Gold: All you ever needed to know

21st April 2011

The purchase reported on FT.com was one of the largest by a central bank in recent history and was reportedly an attempt by the bank to diversify away from the "faltering dollar".

No wonder, as the price of the yellow metal keeps going up. Last month gold hit a new peak at $1,482 an ounce – a near 30% increase over 12 months.

Professor Gulnur Meradoglu, head of behavioural fianance at the Cass Business School, City University London, says that gold's appeal dates back centuries.

"Savings used to take the form of gold coins and for centuries gold jewllery has been given to new brides of many cultures, as a form of financial security, like a pre-nup is today."

Paula Bujia, fund manager of Schroder AS Gold & Precious Metals, believes the "current investment environment should be very supportive for further increases in the gold price".

Why does gold keep going up?

Fear, in one word.  Investors are frightened of the Middle East, eurozone defaults, out of control debts, the decline of the US dollar, inflation and much more. Fear requires portability – not paper based investments.  In some cultures, people wear gold to display wealth and to make a fast getaway.  Twenty kilos of gold – an airline baggage allowance – is currently worth £590,000.

When will the price rise stop?

This is a length of a piece of string question.  It's easy to find those who see it going through the $1,500, and $1,600 points. For instance, billionaire hedge fund manager John Paulson is betting it reaches $1,600 by Christmas. He's worried about currency instability. and who knows what beyond. GFMS, the independent metals consultancy, also says gold is expected to break $1600 before the end of 2011, supported by low interest rates and concerns over the stability of the economic recovery in developed economies. Standard Chartered's analysts are even more bullish looking for $2100 an ounce within three years and almost $5000 by 2020 thanks to demand from China and India.

I'm convinced. How do I buy it?

You could buy a physical gold exchange traded fund. But that could be a problem if the world financial system goes into meltdown. Really cautious investors go for the real stuff – a gold sovereign will set you back £230, a one ounce krugerrand £962 and a kilo bar £29,433.

Is anyone bearish on gold?

Yes, but they don't get glittering headlines. A recent Barclays Capital survey of institutional commodity investment players was anti-gold. Thee investment professionals say gold will need a new story, a fresh catalyst, to keep its nine year momentum trending upwards. They cite increasing interest rates in China and India. And some see investors moving to silver. It has more than doubled over the last year to a record $42.65 an ounce, its highest since 1980.

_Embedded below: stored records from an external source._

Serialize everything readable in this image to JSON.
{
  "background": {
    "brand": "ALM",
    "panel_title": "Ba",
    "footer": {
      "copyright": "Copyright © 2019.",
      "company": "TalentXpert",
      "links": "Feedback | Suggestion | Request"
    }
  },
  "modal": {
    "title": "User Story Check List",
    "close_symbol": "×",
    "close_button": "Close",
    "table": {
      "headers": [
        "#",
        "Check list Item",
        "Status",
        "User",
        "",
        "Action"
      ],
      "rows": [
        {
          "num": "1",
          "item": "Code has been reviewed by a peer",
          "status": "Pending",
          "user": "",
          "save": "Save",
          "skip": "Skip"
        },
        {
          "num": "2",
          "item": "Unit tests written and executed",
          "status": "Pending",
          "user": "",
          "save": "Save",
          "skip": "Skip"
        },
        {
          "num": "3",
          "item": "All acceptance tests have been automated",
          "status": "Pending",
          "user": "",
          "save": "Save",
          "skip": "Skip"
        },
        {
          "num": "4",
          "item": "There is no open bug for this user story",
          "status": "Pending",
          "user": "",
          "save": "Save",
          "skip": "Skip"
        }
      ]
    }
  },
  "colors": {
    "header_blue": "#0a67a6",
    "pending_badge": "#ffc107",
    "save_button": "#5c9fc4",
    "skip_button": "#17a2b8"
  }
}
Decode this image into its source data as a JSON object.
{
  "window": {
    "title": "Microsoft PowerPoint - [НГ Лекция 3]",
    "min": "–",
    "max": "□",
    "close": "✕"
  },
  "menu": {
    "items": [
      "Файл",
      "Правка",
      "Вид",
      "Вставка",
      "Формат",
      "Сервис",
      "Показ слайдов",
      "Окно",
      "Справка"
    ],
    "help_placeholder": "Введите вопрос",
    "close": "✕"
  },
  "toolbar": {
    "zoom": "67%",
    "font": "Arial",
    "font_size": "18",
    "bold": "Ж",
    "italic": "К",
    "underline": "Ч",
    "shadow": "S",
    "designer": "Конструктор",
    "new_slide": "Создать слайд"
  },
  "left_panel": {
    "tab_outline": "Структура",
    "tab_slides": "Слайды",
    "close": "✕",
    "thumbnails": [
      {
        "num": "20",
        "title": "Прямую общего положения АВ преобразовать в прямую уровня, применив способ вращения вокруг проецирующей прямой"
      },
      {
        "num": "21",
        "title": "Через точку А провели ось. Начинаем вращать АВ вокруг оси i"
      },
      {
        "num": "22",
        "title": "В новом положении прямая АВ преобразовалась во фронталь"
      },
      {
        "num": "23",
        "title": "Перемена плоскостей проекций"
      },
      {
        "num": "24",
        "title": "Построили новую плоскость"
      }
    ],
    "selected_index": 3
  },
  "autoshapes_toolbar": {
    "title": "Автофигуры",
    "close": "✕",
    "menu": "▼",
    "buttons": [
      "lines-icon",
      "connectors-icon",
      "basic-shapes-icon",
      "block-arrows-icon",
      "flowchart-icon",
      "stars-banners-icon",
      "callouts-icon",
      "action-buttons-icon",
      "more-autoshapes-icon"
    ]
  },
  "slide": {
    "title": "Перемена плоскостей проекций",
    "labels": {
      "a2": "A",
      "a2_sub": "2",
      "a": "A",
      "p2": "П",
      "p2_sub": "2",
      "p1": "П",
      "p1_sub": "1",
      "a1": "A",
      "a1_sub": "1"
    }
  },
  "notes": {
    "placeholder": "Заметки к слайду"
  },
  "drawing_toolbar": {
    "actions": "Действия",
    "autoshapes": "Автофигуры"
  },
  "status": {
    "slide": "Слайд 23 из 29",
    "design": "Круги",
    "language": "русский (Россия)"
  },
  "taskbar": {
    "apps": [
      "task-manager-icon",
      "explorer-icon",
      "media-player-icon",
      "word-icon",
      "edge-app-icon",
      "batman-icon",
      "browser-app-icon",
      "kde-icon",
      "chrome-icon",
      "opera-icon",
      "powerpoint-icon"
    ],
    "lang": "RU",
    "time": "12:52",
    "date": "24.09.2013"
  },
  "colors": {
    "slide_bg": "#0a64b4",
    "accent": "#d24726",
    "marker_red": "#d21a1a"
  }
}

What can you do with gold?

It's used in electronic components and jewellery (although rarely 24 carat solid gold – the value of a gold watch is mostly the mechanism, not the case). You can look at it glistening in your safe. Otherwise, nothing. Gold produces no interest or dividends and if you buy bullion or coins, you'll have storage and insurance costs.

What happened the last time gold hit record highs?

Gold touched $800 over thirty years ago and then went down for two decades. Adjusted for inflation, it would need to hit $2,400 to equal its real 1980 value.

So gold is a sure thing then?

The more uncertain things are, and they are pretty uncertain right now, then the more powerful the hold of gold is over investors. Charlie Morris, a director of HSBC Global Asset Management points out that as soon as the world economy starts to recover the value of gold will fall.  He says: "I was at an event where Warren Buffett spoke the other week, he pointed out that you could buy all the gold in the world for $7 trillion dollars."For half that you could buy all the farmland in the US. His point is that you could fondle the gold, sit on it, stare in wonder at it, but you can't do anything with it."

Morris adds: "If it's inflation-proofing you are looking for consider infltion-linked gilts, or if you are looking to invest then some sensible shares such as Tesco. 

So weren't the Treasury and Gordon Brown daft to sell British gold a decade ago?

They sold about 400 tonnes ( half our reserves) from 1999 to 2002 at around a quarter of the current price. It was controversial then and remains controversial now. But that was in the days when the then chancellor claimed to have abolished boom and bust – and with it the fear that makes gold a last resort investment. Now fear is back – big time.